8. Public Health Advice to GP Consortia

8.1 Consortia will have essential roles in ensuring equitable access to a full range of services, for maintaining primary care’s role in health promotion and health protection and for reducing local health inequalities. They will also need to make the most efficient use of their resources. The best consortia will see that they have an important role in supporting local communities in improving their own health and wellbeing. As consortia will inevitably struggle to establish their basic governance structures and then take on the mighty task of commissioning the basic health services these other functions could easily be neglected. The best way of ensuring that consortia plans were well developed from a public health perspective would be to encourage consortia to obtain ph advice in the planning stage.
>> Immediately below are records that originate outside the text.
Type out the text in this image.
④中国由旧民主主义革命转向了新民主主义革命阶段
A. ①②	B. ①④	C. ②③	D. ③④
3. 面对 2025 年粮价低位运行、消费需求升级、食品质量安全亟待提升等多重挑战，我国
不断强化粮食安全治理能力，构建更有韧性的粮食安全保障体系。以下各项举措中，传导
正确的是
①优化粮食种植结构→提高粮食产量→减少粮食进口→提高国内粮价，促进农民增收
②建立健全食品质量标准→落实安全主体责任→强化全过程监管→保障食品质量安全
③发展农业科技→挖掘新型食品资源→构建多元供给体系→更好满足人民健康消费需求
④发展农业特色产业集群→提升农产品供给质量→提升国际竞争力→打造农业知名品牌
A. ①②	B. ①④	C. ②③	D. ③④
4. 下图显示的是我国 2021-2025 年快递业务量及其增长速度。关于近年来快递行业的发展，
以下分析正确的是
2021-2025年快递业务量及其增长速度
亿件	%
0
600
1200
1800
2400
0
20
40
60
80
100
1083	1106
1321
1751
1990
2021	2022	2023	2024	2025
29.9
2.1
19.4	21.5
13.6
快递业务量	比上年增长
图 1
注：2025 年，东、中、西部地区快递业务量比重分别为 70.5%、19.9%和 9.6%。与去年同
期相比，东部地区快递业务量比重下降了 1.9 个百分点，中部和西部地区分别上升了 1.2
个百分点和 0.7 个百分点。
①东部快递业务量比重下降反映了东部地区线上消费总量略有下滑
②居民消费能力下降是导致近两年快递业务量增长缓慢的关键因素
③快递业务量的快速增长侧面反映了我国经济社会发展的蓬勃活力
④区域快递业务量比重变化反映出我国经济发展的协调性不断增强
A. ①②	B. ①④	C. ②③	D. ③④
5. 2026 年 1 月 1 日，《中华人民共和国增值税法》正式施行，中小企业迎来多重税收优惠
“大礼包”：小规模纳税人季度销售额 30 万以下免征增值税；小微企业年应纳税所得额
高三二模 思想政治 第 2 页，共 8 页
This could be done through them employing their own ph capacity or through them accessing expertise from a central ph employing body on a secondment or contractual basis. The role of public health expertise in commissioning at a local level has been much neglected in policy guidance to date. This is a serious oversight particularly at a time when with the commissioning function in the throes of radical change there is a great risk of costs running out of control in the time between the PCTs falling away and the consortia really getting up and running. A good understanding of the evidence base for treatments and the cost effectiveness of different approaches is more important than ever.

8.2 The NHS is an essential service in managing and reducing health inequalities and particularly the primary care services and this is recognised in the proposed new duty on the Secretary of state to have some duty in this regard. The Health and well-being board needs to be able to demand of consortia that they are managing health inequalities in tangible, evidence based and effective ways. Once again having public health expertise available to consortia may be the most direct way of ensuring this planning but the duty needs to be emphasized in the guidance to consortia.

9. These are some of the issues that I have with emerging public health policy. There are positive elements to creating a strong public health England and to working more closely with local authorities, but there are also numerous concerns and an uncertain and demoralised workforce is being asked to take on an ever more complex and demanding task of change management that could be a major distraction from its primary roles of protecting and improving population health, informing effective commissioning of health services and reducing health inequalities in England.